In an effort to streamline the audit process for large partnerships, Congress enacted Section 1101 of the Bipartisan Budget Act of 2015 (BBA), which amended in its entirety Sec. 6221 et seq. The revised sections instituted new procedures for auditing partnerships, affecting issues including determining and assessing deficiencies, who pays the assessed deficiency, and how much tax must be paid. The BBA procedures replace the unified audit rules as well as the electing large partnership regime of TEFRA. In 2018, Congress enacted the Tax Technical Corrections Act (TTCA), which made a number of technical corrections to the rules under the centralized partnership audit regime. The amendments under the TTCA are effective as if included in Section 1101 of the BBA and, therefore, are subject to the effective dates in Section 1101(g) of the BBA.
Statute of limitation
In 2020, the IRS instructed its auditors on statute-of-limitation issues involving centralized audits of partnerships where a transition tax issue under Sec. 965 has been identified. Sec. 965 generally requires U.S. shareholders to pay a “transition tax” on the untaxed foreign earnings of certain specified foreign corporations as if those earnings had been repatriated to the United States. Sec. 965(k) generally provides that the statute of limitation on assessment will not expire before six years after the return for that tax year is filed. Taxpayers may elect to pay Sec. 965 tax liabilities over an eight-year period.

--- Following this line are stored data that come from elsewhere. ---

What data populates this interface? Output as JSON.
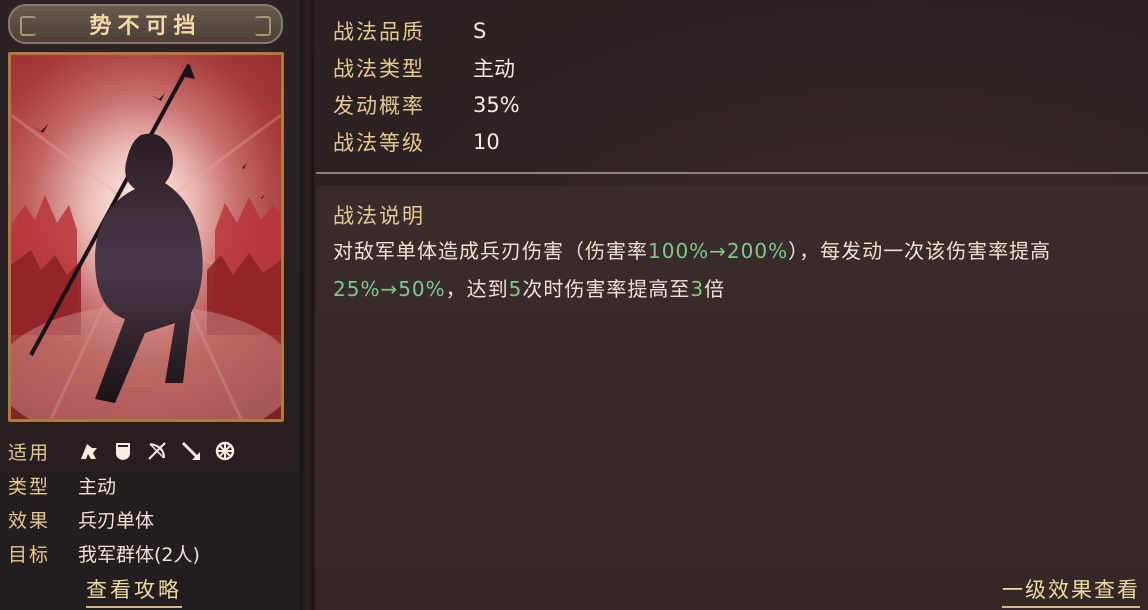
{
  "skill": {
    "name": "势不可挡"
  },
  "info": {
    "applicable_label": "适用",
    "applicable_icons": [
      "cavalry-icon",
      "shield-icon",
      "bow-icon",
      "spear-icon",
      "siege-wheel-icon"
    ],
    "type_label": "类型",
    "type_value": "主动",
    "effect_label": "效果",
    "effect_value": "兵刃单体",
    "target_label": "目标",
    "target_value": "我军群体(2人)",
    "strategy_link": "查看攻略"
  },
  "stats": {
    "quality_label": "战法品质",
    "quality_value": "S",
    "type_label": "战法类型",
    "type_value": "主动",
    "rate_label": "发动概率",
    "rate_value": "35%",
    "level_label": "战法等级",
    "level_value": "10"
  },
  "description": {
    "title": "战法说明",
    "p1": "对敌军单体造成兵刃伤害（伤害率",
    "g1": "100%→200%",
    "p2": "），每发动一次该伤害率提高",
    "g2": "25%→50%",
    "p3": "，达到",
    "g3": "5",
    "p4": "次时伤害率提高至",
    "g4": "3",
    "p5": "倍"
  },
  "effect_link": "一级效果查看",
  "colors": {
    "label_gold": "#e7c88f",
    "highlight_green": "#7fc98a",
    "card_red": "#a93b3b",
    "card_border": "#b07a3e"
  }
}
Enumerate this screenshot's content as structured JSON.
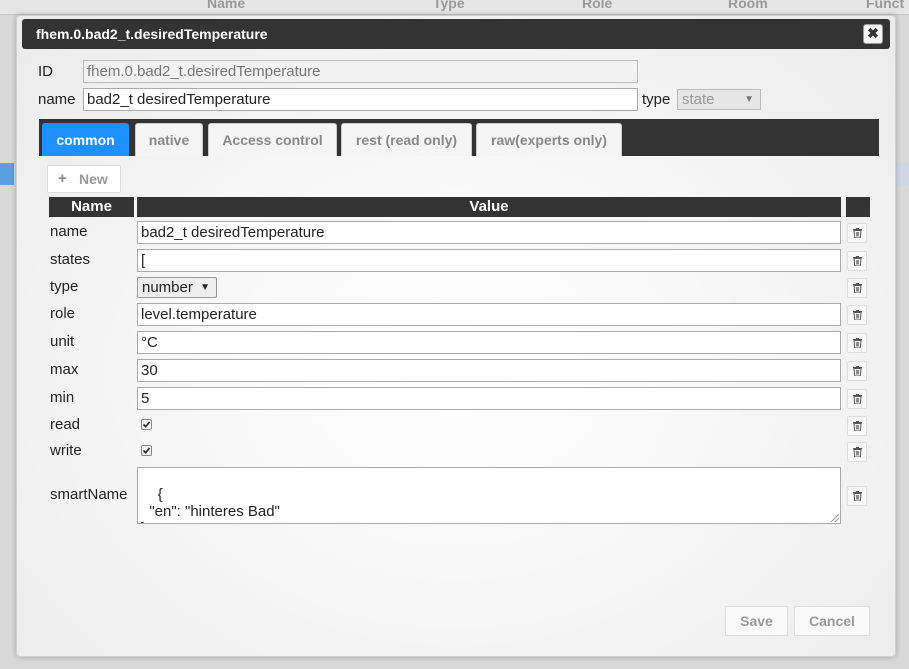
{
  "background": {
    "columns": [
      "Name",
      "Type",
      "Role",
      "Room",
      "Funct"
    ]
  },
  "dialog": {
    "title": "fhem.0.bad2_t.desiredTemperature",
    "close_glyph": "✖",
    "id_label": "ID",
    "id_value": "fhem.0.bad2_t.desiredTemperature",
    "name_label": "name",
    "name_value": "bad2_t desiredTemperature",
    "type_label": "type",
    "type_value": "state"
  },
  "tabs": [
    {
      "label": "common",
      "active": true
    },
    {
      "label": "native",
      "active": false
    },
    {
      "label": "Access control",
      "active": false
    },
    {
      "label": "rest (read only)",
      "active": false
    },
    {
      "label": "raw(experts only)",
      "active": false
    }
  ],
  "new_button": {
    "icon": "plus-icon",
    "label": "New"
  },
  "table": {
    "headers": [
      "Name",
      "Value",
      ""
    ],
    "rows": {
      "name": {
        "label": "name",
        "value": "bad2_t desiredTemperature"
      },
      "states": {
        "label": "states",
        "value": "["
      },
      "type": {
        "label": "type",
        "value": "number"
      },
      "role": {
        "label": "role",
        "value": "level.temperature"
      },
      "unit": {
        "label": "unit",
        "value": "°C"
      },
      "max": {
        "label": "max",
        "value": "30"
      },
      "min": {
        "label": "min",
        "value": "5"
      },
      "read": {
        "label": "read",
        "checked": true
      },
      "write": {
        "label": "write",
        "checked": true
      },
      "smartName": {
        "label": "smartName",
        "value": "{\n  \"en\": \"hinteres Bad\"\n}"
      }
    },
    "delete_icon": "trash-icon"
  },
  "footer": {
    "save_label": "Save",
    "cancel_label": "Cancel"
  },
  "colors": {
    "accent": "#1e90ff",
    "titlebar": "#333333"
  }
}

The IRS made clear that the deferred taxes are liabilities for the original year of inclusion, not the year of payment. Thus, the six-year statute of limitation will apply to the inclusion year but not to the payment year if the deferral was elected. Under the BBA, any adjustment to a partnership-related item must be determined at the partnership level. According to the IRS, all Sec. 965 amounts are partnership-related items.
Court decisions
Even with the adoption of the BBA audit rules, cases are still being litigated involving TEFRA issues. Most TEFRA cases revolve around either a statute-of-limitation issue or whether the income or deduction is a partnership item. This past year one case dealt with a statute-of-limitation issue, and another dealt with the partnership item issue.
In BCP Trading & Investments, LLC, the IRS issued tax adjustments to an LLC that the members of the LLC challenged. The members argued that the adjustments were untimely and that the IRS mistakenly determined that the partnership was a sham. The Tax Court originally found the adjustments timely because the three-year statute of limitation for the adjustments was extended by the partnership and its members, and those extensions, contrary to the members’ challenges, were consistent with fiduciary and contract principles. The Tax Court also agreed with the IRS that the partnership was a sham for tax purposes.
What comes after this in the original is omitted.